A deep freeze is about to descend on North America, Europe and Asia thanks to record high temperatures across the Arctic.
How's that? "Think of it like a seesaw," said Matt Rogers, president of Commodity Weather Group in Bethesda, Md. If winter temperatures rise north of Alaska, that "forces an equal-opposite downward-southward push. The cold essentially has to go somewhere else."
Meteorologists theorize the phenomenon works this way: Warmth in the northern polar region helps lock in jet-stream kinks that drag cold air south and sets up conditions that weaken the polar vortex, the pressure zone that usually traps the chill in the northernmost part of Earth. Frigid thermometer readings are, as a result, delivered to the Northern Hemisphere. So, warm Arctic, cold continents.
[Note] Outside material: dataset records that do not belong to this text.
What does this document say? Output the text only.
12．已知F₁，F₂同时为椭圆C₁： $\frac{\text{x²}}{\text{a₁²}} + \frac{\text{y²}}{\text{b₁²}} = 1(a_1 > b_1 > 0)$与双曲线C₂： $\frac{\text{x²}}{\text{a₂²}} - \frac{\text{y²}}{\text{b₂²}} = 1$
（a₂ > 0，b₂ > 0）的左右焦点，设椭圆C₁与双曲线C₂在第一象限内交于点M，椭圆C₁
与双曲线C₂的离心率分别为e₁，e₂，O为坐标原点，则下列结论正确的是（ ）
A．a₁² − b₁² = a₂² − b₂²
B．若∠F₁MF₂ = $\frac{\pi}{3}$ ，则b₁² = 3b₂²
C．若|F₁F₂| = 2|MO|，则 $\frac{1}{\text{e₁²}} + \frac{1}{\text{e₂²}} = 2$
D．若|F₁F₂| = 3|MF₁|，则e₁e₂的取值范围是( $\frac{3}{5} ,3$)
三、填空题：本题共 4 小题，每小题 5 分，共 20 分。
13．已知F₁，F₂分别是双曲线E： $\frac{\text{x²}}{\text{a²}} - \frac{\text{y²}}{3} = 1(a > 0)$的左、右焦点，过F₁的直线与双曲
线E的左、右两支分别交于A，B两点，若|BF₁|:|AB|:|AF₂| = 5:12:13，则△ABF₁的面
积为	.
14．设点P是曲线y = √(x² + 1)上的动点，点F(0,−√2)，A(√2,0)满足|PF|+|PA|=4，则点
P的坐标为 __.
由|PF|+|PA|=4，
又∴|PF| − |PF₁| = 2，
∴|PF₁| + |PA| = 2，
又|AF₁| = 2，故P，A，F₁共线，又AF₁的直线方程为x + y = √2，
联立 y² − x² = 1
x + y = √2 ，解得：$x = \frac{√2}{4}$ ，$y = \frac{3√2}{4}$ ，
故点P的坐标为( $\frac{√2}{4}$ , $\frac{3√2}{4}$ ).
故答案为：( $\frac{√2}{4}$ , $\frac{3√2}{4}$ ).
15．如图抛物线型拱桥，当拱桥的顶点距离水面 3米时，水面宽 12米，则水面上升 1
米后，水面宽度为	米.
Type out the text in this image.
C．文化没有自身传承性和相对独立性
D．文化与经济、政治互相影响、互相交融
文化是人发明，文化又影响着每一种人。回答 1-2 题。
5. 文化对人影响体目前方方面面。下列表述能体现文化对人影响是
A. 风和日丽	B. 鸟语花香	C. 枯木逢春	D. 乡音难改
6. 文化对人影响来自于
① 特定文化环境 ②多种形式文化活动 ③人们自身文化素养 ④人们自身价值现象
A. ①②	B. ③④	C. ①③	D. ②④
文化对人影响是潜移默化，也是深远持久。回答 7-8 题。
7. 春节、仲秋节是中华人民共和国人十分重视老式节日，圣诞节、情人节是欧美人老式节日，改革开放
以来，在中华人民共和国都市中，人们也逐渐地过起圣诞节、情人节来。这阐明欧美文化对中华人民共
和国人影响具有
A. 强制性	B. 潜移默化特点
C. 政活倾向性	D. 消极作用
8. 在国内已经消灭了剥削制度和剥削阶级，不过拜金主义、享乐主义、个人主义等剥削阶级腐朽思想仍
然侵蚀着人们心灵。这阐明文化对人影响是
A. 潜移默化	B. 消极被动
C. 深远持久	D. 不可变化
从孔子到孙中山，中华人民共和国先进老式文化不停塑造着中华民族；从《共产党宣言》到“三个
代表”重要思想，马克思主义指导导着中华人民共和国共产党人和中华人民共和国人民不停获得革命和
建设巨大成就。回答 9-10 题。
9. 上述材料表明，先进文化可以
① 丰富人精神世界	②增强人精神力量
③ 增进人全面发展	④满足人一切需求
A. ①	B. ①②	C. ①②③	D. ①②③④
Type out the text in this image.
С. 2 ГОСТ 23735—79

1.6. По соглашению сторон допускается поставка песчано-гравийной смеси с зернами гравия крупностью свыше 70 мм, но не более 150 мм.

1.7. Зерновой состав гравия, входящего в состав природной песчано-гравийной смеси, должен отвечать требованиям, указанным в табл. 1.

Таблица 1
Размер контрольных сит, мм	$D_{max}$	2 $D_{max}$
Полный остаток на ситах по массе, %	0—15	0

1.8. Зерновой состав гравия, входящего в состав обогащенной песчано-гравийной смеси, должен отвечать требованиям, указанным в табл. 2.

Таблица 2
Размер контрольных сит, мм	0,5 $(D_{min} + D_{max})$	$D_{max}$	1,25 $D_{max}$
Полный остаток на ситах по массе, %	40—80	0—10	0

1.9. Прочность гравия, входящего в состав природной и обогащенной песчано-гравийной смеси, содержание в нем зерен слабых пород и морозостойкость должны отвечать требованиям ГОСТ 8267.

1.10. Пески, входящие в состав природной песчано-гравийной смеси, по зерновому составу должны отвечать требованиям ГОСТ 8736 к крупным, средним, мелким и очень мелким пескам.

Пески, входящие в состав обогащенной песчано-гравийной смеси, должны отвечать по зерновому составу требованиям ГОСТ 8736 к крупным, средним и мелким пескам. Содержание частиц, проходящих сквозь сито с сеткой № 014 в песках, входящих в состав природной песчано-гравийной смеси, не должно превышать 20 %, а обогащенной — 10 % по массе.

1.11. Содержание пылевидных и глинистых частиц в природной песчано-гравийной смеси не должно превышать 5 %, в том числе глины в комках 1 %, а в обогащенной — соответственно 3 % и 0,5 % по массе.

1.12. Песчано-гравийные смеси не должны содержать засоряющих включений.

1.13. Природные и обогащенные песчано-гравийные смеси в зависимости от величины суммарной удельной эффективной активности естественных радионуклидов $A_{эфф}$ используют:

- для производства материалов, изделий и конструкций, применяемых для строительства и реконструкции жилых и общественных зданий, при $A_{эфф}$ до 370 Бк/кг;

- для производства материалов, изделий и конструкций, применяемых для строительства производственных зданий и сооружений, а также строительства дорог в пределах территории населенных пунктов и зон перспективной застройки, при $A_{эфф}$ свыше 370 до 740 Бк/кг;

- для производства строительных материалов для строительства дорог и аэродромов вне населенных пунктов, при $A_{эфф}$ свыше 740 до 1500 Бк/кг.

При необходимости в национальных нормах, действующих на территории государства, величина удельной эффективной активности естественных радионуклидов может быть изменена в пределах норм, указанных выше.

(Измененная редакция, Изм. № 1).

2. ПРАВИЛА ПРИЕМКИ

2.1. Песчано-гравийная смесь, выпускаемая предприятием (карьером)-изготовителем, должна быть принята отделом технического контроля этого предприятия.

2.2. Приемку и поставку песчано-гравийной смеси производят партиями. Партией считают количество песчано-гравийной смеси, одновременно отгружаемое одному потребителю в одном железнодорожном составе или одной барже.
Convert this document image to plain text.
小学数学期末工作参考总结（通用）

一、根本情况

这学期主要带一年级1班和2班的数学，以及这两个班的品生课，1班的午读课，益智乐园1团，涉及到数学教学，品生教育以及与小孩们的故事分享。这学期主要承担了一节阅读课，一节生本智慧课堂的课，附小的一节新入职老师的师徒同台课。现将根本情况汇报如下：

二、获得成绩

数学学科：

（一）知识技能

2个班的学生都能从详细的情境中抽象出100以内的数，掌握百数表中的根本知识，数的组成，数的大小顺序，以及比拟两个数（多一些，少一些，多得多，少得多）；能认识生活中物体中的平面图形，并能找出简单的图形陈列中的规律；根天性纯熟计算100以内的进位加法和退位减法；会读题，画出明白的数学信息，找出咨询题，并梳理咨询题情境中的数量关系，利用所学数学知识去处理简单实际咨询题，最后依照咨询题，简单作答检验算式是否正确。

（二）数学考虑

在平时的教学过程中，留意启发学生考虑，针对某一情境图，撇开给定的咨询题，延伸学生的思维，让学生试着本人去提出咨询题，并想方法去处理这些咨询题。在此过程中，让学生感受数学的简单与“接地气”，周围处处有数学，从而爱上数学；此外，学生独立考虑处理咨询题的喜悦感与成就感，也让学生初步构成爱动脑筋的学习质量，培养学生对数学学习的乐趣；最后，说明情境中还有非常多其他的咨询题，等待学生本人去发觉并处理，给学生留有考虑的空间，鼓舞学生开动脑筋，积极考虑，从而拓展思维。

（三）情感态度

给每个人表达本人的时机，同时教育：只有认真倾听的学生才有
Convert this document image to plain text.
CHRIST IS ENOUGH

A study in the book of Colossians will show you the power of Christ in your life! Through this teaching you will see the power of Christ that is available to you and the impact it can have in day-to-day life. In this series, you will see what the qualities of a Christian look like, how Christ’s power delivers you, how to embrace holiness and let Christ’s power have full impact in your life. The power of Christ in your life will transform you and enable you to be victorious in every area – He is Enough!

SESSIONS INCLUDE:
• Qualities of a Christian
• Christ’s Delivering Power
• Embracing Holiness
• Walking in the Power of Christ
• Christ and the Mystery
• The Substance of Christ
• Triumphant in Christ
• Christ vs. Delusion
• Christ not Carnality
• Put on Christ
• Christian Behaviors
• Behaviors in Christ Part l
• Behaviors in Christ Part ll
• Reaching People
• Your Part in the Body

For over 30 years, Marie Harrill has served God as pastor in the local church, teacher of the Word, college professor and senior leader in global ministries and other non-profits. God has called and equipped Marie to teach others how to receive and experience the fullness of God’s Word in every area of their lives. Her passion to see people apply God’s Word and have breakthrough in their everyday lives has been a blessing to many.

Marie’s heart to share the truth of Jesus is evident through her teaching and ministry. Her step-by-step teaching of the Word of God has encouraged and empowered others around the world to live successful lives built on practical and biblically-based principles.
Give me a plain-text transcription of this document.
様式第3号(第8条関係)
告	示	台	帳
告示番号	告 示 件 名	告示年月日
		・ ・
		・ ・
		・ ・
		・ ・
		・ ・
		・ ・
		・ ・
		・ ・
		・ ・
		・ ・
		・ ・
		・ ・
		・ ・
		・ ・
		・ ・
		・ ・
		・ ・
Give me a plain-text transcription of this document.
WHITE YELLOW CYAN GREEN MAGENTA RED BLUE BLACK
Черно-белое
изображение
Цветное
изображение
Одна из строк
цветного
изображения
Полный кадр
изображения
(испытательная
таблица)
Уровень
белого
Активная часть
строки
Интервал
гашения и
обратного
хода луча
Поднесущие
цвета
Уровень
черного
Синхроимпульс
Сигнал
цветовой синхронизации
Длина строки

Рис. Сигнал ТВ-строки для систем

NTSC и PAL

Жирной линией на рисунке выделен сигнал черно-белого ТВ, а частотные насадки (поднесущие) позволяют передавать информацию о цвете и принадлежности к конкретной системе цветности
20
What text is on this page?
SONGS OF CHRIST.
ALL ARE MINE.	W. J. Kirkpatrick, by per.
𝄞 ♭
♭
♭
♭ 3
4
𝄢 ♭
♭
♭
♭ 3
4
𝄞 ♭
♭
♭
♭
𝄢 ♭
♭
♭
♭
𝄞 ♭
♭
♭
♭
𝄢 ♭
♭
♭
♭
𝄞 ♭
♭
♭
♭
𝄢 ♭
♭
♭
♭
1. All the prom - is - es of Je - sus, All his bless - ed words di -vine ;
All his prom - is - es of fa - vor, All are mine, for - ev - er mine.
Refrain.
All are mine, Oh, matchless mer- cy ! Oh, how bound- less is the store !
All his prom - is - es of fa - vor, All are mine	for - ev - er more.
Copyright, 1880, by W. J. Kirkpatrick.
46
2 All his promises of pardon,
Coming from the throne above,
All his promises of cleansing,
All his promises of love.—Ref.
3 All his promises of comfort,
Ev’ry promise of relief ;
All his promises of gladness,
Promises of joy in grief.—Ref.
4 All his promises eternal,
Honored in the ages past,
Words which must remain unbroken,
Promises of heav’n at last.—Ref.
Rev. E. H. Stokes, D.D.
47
Forecasts show how drastic it could be. For example, Chicago's high on Monday is expected to be 43 degrees and its low 33, according to MDA Weather Services in Gaithersburg, Md. By Friday, the high is predicted to be 18 and the low just 5. Temperatures next week are expected to be well below normal over nearly all the United States, except Florida.
In the Twin Cities, next week's forecasts call for cold, but not record-breaking cold, with highs in the single digits above zero and lows in the single digits below zero from Wednesday through Saturday.
Climate change and the recently ended El Niño conspired over the past three years to heat the planet to record levels. The ice cap dwindled. In September it was the smallest in scope since 2007; its winter growth has been the slowest in chronicled history.
Sea ice keeps the air above it cold, and in November in the Arctic it hit a record low, according to the National Oceanic and Atmospheric Administration. For several weeks, as consequence, a large part of the Arctic has been hotter than normal.
"We have a buoy north of Alaska that went over to freezing around the 10th of December, which is about a month later than it normally happens," said Jim Overland, a research oceanographer at the U.S. Pacific Marine Environment Laboratory in Seattle, who made his first trips to Arctic ice in the 60s.